ParserComp 2022: Cost of Living

Here’s an experimental one. It’s a two-layered narrative: layer one is a short story by classic sci-fi writer Robert Sheckley, a critique of technological consumerism and consumer debt, and layer two, where all of the interactivity takes place, is a discussion of the story by a couple of audience members, breaking in periodically in a different font. Their conversation contains occasional blanks for the player to fill in with interpretive words: “Don’t you get the feeling that Carrin is ______ about Miller?

Now, the system makes it clear that it’s paying attention to how you fill in the blanks. An introductory section is very clearly responsive, asking yes/no questions, and later parts bring up words that you typed in previously. Nonetheless, it felt mostly inconsequential. Obviously the course of the pre-existing Sheckley story isn’t going to vary with your choices, but even the discussion seemed like it was just producing the same output regardless of what I typed a lot of the time, just swapping in the words I typed. I suspect that it really was varying the output, but not being very obvious about it. I could accept this as what Emily Short calls “reflective choices”, prompting the player for a reaction just to provoke one, but a lot of the prompts seemed to be angling for specific responses, like a middle school English test. Consider the passage:

Vesper: He gossips about everyone in town. Company’s code. Yeah right!
You know he uses that line at every house on that block.

Harris: You don’t think Pathis is being ______?

How do you fill that with anything other than “honest”? And if you’re giving me a purely reflective choice and making it clear what you want me to choose, I start to feel like my interaction isn’t serving any purpose at all.
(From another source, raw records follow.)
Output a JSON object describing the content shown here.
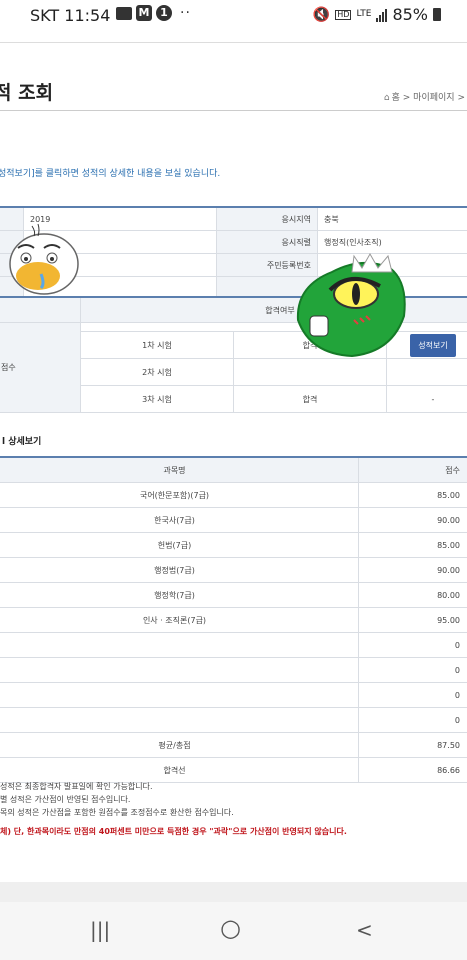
{
  "status": {
    "carrier_time": "SKT 11:54",
    "badge_m": "M",
    "badge_count": "1",
    "dots": "··",
    "lte": "LTE",
    "hd": "HD",
    "battery": "85%"
  },
  "header": {
    "title": "적 조회",
    "breadcrumb": "홈 > 마이페이지 >"
  },
  "guide_text": "성적보기]를 클릭하면 성적의 상세한 내용을 보실 있습니다.",
  "info": {
    "year": "2019",
    "region_label": "응시지역",
    "region_value": "충북",
    "position_label": "응시직렬",
    "position_value": "행정직(인사조직)",
    "reg_label": "주민등록번호",
    "reg_value": ""
  },
  "pass": {
    "header": "합격여부",
    "row_label": "점수",
    "rows": [
      {
        "exam": "1차 시험",
        "result": "합격",
        "action": "성적보기"
      },
      {
        "exam": "2차 시험",
        "result": "",
        "action": ""
      },
      {
        "exam": "3차 시험",
        "result": "합격",
        "action": "-"
      }
    ]
  },
  "detail": {
    "title": "l 상세보기",
    "col_subject": "과목명",
    "col_score": "점수",
    "rows": [
      {
        "subject": "국어(한문포함)(7급)",
        "score": "85.00"
      },
      {
        "subject": "한국사(7급)",
        "score": "90.00"
      },
      {
        "subject": "헌법(7급)",
        "score": "85.00"
      },
      {
        "subject": "행정법(7급)",
        "score": "90.00"
      },
      {
        "subject": "행정학(7급)",
        "score": "80.00"
      },
      {
        "subject": "인사 · 조직론(7급)",
        "score": "95.00"
      },
      {
        "subject": "",
        "score": "0"
      },
      {
        "subject": "",
        "score": "0"
      },
      {
        "subject": "",
        "score": "0"
      },
      {
        "subject": "",
        "score": "0"
      },
      {
        "subject": "평균/총점",
        "score": "87.50"
      },
      {
        "subject": "합격선",
        "score": "86.66"
      }
    ]
  },
  "notes": {
    "n1": "성적은 최종합격자 발표일에 확인 가능합니다.",
    "n2": "별 성적은 가산점이 반영된 점수입니다.",
    "n3": "목의 성적은 가산점을 포함한 원점수를 조정점수로 환산한 점수입니다.",
    "red": "체) 단, 한과목이라도 만점의 40퍼센트 미만으로 득점한 경우 \"과락\"으로 가산점이 반영되지 않습니다."
  },
  "nav": {
    "recent": "|||",
    "home": "○",
    "back": "<"
  }
}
Also, the ending is less than satisfying — so much so that I thought at first that I had hit a bug and the game had ended prematurely. Admittedly, the inner story’s ending is unsatisfying by design — it’s depicting an unsatisfying world! — but the game gives the last word to Sheckley, not the audience, and I would have at least expected the commentary track to have a summing-up, giving the fictional audience’s thoughts after seeing the whole thing.

But I can kind of see a thematic justification. Two-layered stories always implicitly ask “What is the relationship between the layers? Why is this particular story told in conjunction with that particular story, and how do they resonate?”, and once you’ve posed that question outright, the obvious answer is that the Sheckley story is about a society that’s technologically advanced but constraining, pressuring people to conform while plying them luxuries that don’t really satisfy them, and then the interactivity is similarly technological but constrained, unsatisfying, and pressuring. I don’t really buy this, though, because you have to ignore so much about the story to make it work. The inner story’s central ideas are luxury and debt, and the outer story doesn’t reflect that at all.

Still, I give it kudos just for experimenting with form. That’s always interesting to see, no matter what the result.

1 Comment so far

  1. Dorian Passer on 2 Aug 2022

    Thank you so much for this review, and for all the other reviews. I loved reading through them. And I really appreciate your kudos for my experiment, even though it’s all over the place.

    But, I have a lot of space to explore in future experiments. So I’m very grateful for your thoughts on how to thematically integrate stateful and stateless layers!!! Do you have any recommendations for books or articles where I can study more about this? Thanks!